What may be more relevant is to take a second look at the procedures prescribed under Section 69 and refine it.
The MCIT has forgotten that there is a Cyber Regulatory Advisory Committee which has to mandatorily pass such modifications to ITA 2008 and could have cushioned the PR impact of this bad decision.
Hope they learn their lessons now.
5. Every business wants to create personalized experiences for their customers by ‘targeting’ and stalking them throughout their browsing sessions. May be its an acceptable way of doing business in many countries. What about the profiling that results due to such invasive data collection? There are many identifiers collected when Internet sessions are stalked. What can be done to tame the overzealous ambitions of such data brokers? Can self-regulation within Indian legal system be achieved?
The pull of business profit is too strong and policy cannot swim against this tide. The Big Data Industry is conceptualized on obtaining as much data as possible whether identified or otherwise and try to identify them in the back end and convert it into value propositions.
Privacy is a lost cause in this business dominated world. More than for security reasons privacy gets compromised for such profit considerations.

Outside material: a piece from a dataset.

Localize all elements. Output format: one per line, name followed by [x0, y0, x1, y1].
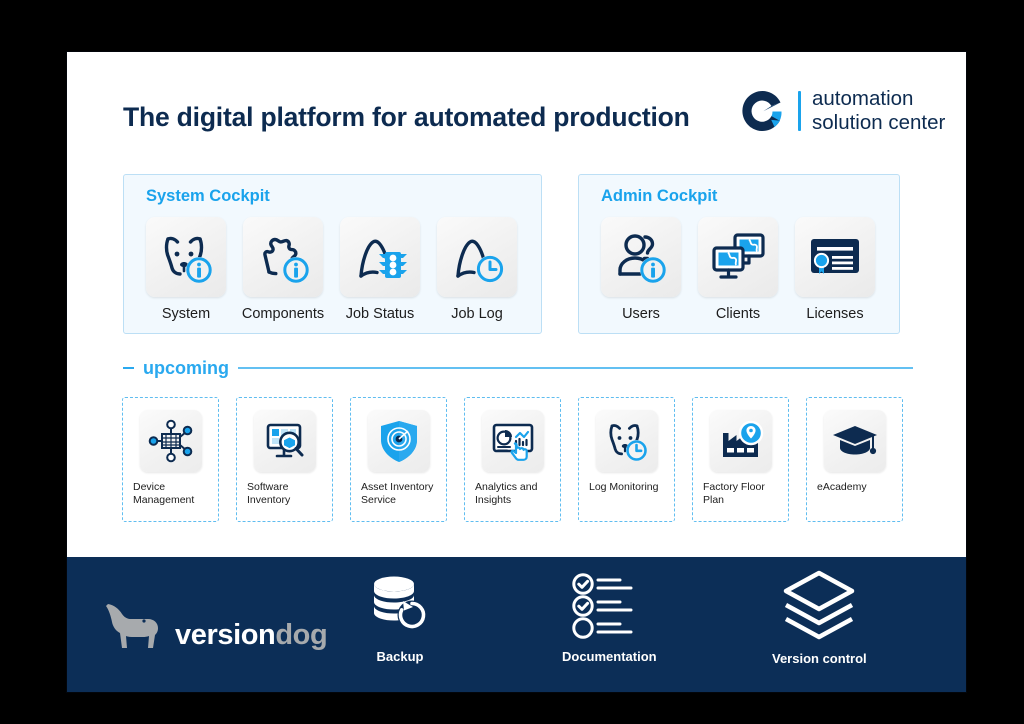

Solution is to tighten the screws on data breach and also protect the Netizens for identity theft consequences through a mandatory Cyber Insurance scheme.
6. Right to Privacy may soon become a court pronounced fundamental right. Till then, and even after that, will there ever be a statutory Right to Privacy? Technology is taking giant leaps forward while laws are crawling behind. Doesn’t this impede our efforts towards preparedness against a foreseeable cyber warfare? What will Digital India stand upon?
As I already said, Privacy cannot win the fight against National Security because we exist as individuals in a democratic society only if the society is healthy. In this matter, Privacy Right is different from Freedom of Expression right. Freedom of Expression is required to protect democracy. Privacy right abrogation may also be required for preserving democracy.
7. Our efforts towards gaining ‘adequacy’ of data protection law under the EU standards have been minimal. While the world waits for and anticipates a tougher GDPR, is India ready to showcase itself as a ‘safe’ country? While other Asian countries have already taken positive steps in this direction, what would India need to gain acceptance globally?
India is a country where if personal information is not protected as agreed to under a contractual agreement, the CEO of the data recipient company may go to jail for 3 years under Section 72A of ITA 2008. If out of the negligence of the recipient company security of PI or SPI is breached, there is financial compensation unlimited and 3 year jail under section 66.
Right to erasure is inbuilt in information security principles subject to the exception of law enforcement needs and data retention needs under Section 67C and 65 of ITA 2008.
We therefore have the necessary legal foundation to be a safe county.
What we lack is implementation and communication. If we all strive for ITA 2008 compliance more than what we do for ISO 27001 compliance, or PCI DSS Compliance, data in India would be safer.
8. Though the EU BCR and APEC CBPR have many things in common, will there be an even ‘better than good’ solution to the varying data protection rules and regulations? Can ‘Corporate Privacy Rules’ be standardized to make it easier for MNCs to apply single set of policies across different jurisdictions? What are the challenges?
Probably industry bodies may work towards standards which work for their specific industry based on ITA 2008. If a company is exposed to data security compliance requirements from other countries, the standards already implemented under iTA 2008 can be mapped to the other specific requirements.